To fortify the protection of sensitive financial information against cyber threats, financial institutions and FinTech companies should adhere to best practices for implementing encryption protocols, data masking techniques, and secure data storage solutions.

Encryption protocols play a critical role by converting sensitive information into a coded format that can only be accessed with the correct decryption key. Utilising strong, industry-standard encryption algorithms such as AES (Advanced Encryption Standard) for data at rest and TLS (Transport Layer Security) for data in transit ensures that even if data is intercepted, it remains unreadable and secure.

Data masking is another vital practice, especially in environments where data must be used for development or testing purposes. It involves obscuring specific data within a database to protect sensitive information, while still allowing for the data to be useful. This ensures that personnel without clearance to view the actual data can work with realistic but anonymised datasets, significantly reducing the risk of accidental or intentional data breaches.

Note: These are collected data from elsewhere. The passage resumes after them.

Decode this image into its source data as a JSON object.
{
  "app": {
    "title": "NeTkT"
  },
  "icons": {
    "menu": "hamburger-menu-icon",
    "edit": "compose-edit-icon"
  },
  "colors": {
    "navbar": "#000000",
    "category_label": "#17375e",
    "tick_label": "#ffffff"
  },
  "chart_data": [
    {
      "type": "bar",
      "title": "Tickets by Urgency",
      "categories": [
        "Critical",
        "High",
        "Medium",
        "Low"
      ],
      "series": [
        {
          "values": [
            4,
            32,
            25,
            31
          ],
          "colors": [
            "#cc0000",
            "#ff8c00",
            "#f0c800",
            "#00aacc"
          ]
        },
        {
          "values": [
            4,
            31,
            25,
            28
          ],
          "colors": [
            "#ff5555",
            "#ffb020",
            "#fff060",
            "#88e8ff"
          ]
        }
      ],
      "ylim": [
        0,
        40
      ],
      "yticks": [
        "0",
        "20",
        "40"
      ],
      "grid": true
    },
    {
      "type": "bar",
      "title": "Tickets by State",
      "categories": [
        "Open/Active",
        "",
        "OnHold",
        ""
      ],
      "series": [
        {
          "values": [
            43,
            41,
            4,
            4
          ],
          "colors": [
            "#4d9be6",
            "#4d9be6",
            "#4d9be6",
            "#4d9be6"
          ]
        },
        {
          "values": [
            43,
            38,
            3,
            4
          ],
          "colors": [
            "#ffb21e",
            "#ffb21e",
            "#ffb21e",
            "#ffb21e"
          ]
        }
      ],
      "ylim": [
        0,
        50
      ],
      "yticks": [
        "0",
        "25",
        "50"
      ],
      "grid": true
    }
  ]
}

Secure data storage solutions are imperative for safeguarding financial data. This includes the implementation of physically secure, access-controlled data centres and the use of encrypted storage solutions. Cloud storage providers that offer built-in encryption and compliance with financial industry regulations can be a viable option, provided they adhere to robust security standards and offer transparency into their security practices.

Additionally, regular audits and updates of security protocols ensure that encryption, masking, and storage solutions stay ahead of emerging threats. Incorporating these best practices into a comprehensive data protection strategy enables financial institutions and FinTech companies to safeguard their assets and maintain customer trust in an increasingly digital world.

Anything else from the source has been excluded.